Corn donuts from Lulla's are lightly sweet, but sweet and salty when dipped in cheese and cream

We started with the corn donuts, Mandocas. My wife had spotted these at a nearby table the morning she was working here, and insisted we give them a try. They were delightful, just lightly sweet. But where they really stood out was combined with the nata cream and queso blanco, creating a sweet and salty flavor profile.

Arepas from Lulla's bakery

My wife went with the arepas Venzeolanas, a mix and match of any two arepas. They come either grilled or fried, and she chose grilled. I was impressed with their size, stuffed with filling. She went with chicken avocado salad and eggs and sofrito. She thought the chicken salad was great, but that they were trying too hard with the egg filling to appease a certain kind of American consumer.

Rancheros with paoched eggs from Lulla's bakery

I ordered the rancheros. The eggs were poached perfectly, the creamy yolk spilling onto the rest of the dish. The arepa underneath was soft and substantial, absorbing the spicy red sauce. There were plenty of black beans too, and each bit was delightful in a different kind of way.

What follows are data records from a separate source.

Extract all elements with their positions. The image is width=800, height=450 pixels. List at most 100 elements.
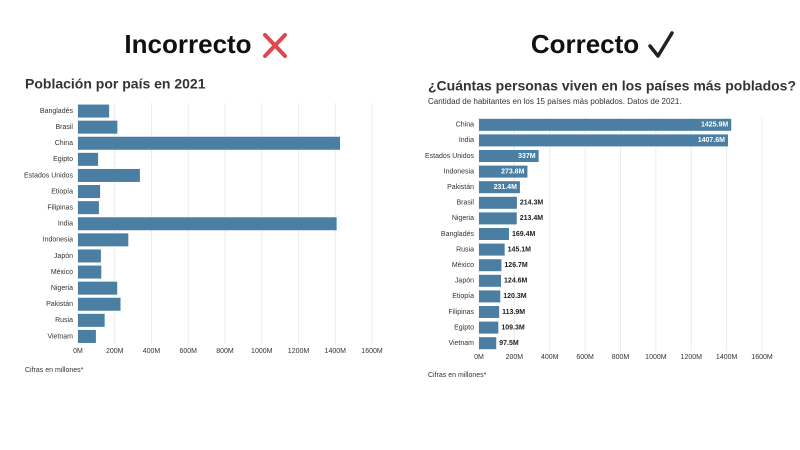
check-icon	[648, 31, 674, 58]
bar	[479, 165, 528, 178]
cross-icon	[263, 33, 287, 58]
value-label: 213.4M	[520, 215, 544, 222]
bar	[78, 297, 121, 311]
bar	[479, 337, 497, 350]
y-tick-label: Rusia	[55, 317, 73, 324]
bar	[479, 150, 539, 162]
bar	[78, 120, 118, 134]
x-tick-label: 600M	[179, 348, 197, 355]
bar	[479, 243, 505, 256]
bar	[78, 233, 129, 247]
value-label: 97.5M	[499, 340, 519, 347]
x-tick-label: 1400M	[325, 348, 347, 355]
y-tick-label: Etiopía	[51, 188, 73, 195]
x-tick-label: 800M	[612, 354, 630, 361]
bar	[479, 306, 500, 318]
value-label: 120.3M	[503, 293, 527, 300]
y-tick-label: China	[456, 122, 474, 129]
y-tick-label: Pakistán	[447, 184, 474, 191]
y-tick-label: Japón	[54, 253, 73, 260]
y-tick-label: Bangladés	[441, 231, 475, 238]
y-tick-label: Brasil	[456, 200, 474, 207]
bar	[479, 290, 501, 303]
footnote: Cifras en millones*	[25, 367, 84, 374]
heading-right: Correcto	[531, 29, 639, 59]
y-tick-label: Vietnam	[448, 340, 474, 347]
y-tick-label: Indonesia	[444, 168, 474, 175]
bar	[479, 134, 728, 147]
x-tick-label: 400M	[143, 348, 161, 355]
y-tick-label: Egipto	[454, 324, 474, 331]
x-tick-label: 400M	[541, 354, 559, 361]
y-tick-label: Filipinas	[448, 309, 474, 316]
x-tick-label: 600M	[576, 354, 594, 361]
y-tick-label: Egipto	[53, 156, 73, 163]
x-tick-label: 1000M	[251, 348, 273, 355]
y-tick-label: India	[58, 221, 73, 228]
y-tick-label: Japón	[455, 278, 474, 285]
bar	[479, 259, 502, 272]
value-label: 113.9M	[502, 309, 525, 316]
bar	[78, 313, 105, 327]
value-label: 109.3M	[501, 324, 525, 331]
bar	[479, 321, 499, 334]
y-tick-label: India	[459, 137, 474, 144]
x-tick-label: 1200M	[681, 354, 703, 361]
value-label: 124.6M	[504, 278, 528, 285]
x-tick-label: 1200M	[288, 348, 310, 355]
value-label: 1407.6M	[698, 137, 725, 144]
y-tick-label: Vietnam	[47, 333, 73, 340]
y-tick-label: México	[452, 262, 474, 269]
heading-wrong: Incorrecto	[124, 29, 251, 59]
y-tick-label: China	[55, 140, 73, 147]
bar	[78, 152, 99, 166]
y-tick-label: Rusia	[456, 246, 474, 253]
x-tick-label: 800M	[216, 348, 234, 355]
bar	[78, 281, 118, 295]
value-label: 273.8M	[501, 168, 525, 175]
y-tick-label: Brasil	[55, 124, 73, 131]
x-tick-label: 200M	[106, 348, 124, 355]
bar	[78, 201, 99, 215]
y-tick-label: Bangladés	[40, 108, 74, 115]
y-tick-label: Filipinas	[47, 204, 73, 211]
x-tick-label: 1600M	[361, 348, 383, 355]
chart-subtitle: Cantidad de habitantes en los 15 países …	[428, 97, 682, 106]
bar	[479, 118, 732, 131]
value-label: 126.7M	[504, 262, 528, 269]
y-tick-label: México	[51, 269, 73, 276]
y-tick-label: Nigeria	[452, 215, 474, 222]
x-tick-label: 1400M	[716, 354, 738, 361]
value-label: 169.4M	[512, 231, 536, 238]
footnote: Cifras en millones*	[428, 372, 487, 379]
y-tick-label: Nigeria	[51, 285, 73, 292]
bar	[479, 228, 509, 240]
bar	[78, 249, 101, 263]
bar	[78, 168, 140, 182]
bar	[78, 185, 101, 199]
x-tick-label: 1000M	[645, 354, 667, 361]
y-tick-label: Etiopía	[452, 293, 474, 300]
y-tick-label: Estados Unidos	[425, 153, 475, 160]
x-tick-label: 200M	[506, 354, 524, 361]
x-tick-label: 0M	[474, 354, 484, 361]
y-tick-label: Estados Unidos	[24, 172, 74, 179]
value-label: 231.4M	[494, 184, 518, 191]
bar	[78, 217, 337, 231]
bar	[78, 329, 96, 343]
y-tick-label: Indonesia	[43, 237, 73, 244]
bar	[78, 104, 110, 118]
value-label: 1425.9M	[701, 122, 728, 129]
bar	[479, 196, 517, 209]
chart-title: Población por país en 2021	[25, 76, 206, 92]
bar	[78, 136, 341, 150]
x-tick-label: 0M	[73, 348, 83, 355]
value-label: 337M	[518, 153, 536, 160]
bar	[78, 265, 102, 279]
x-tick-label: 1600M	[751, 354, 773, 361]
value-label: 214.3M	[520, 200, 544, 207]
bar	[479, 181, 520, 194]
value-label: 145.1M	[508, 246, 532, 253]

Fried Plaintains from Lulla's bakery

The fried plantains were a fine addition, and good for dipping in the ranchero sauce. The chimichurri served with them wasn’t quite as flavorful as the green and orange hot sauce. Overall, they added texture, crunchy, to the meal.

Lulla’s menu reflects a pragmatic approach to Brooklyn brunch–it’s unique, but familiar at the same time. It’s the kind of place that I could return to regularly and still feel like I’m experiencing something fresh, while satisfying a broad range of tastes.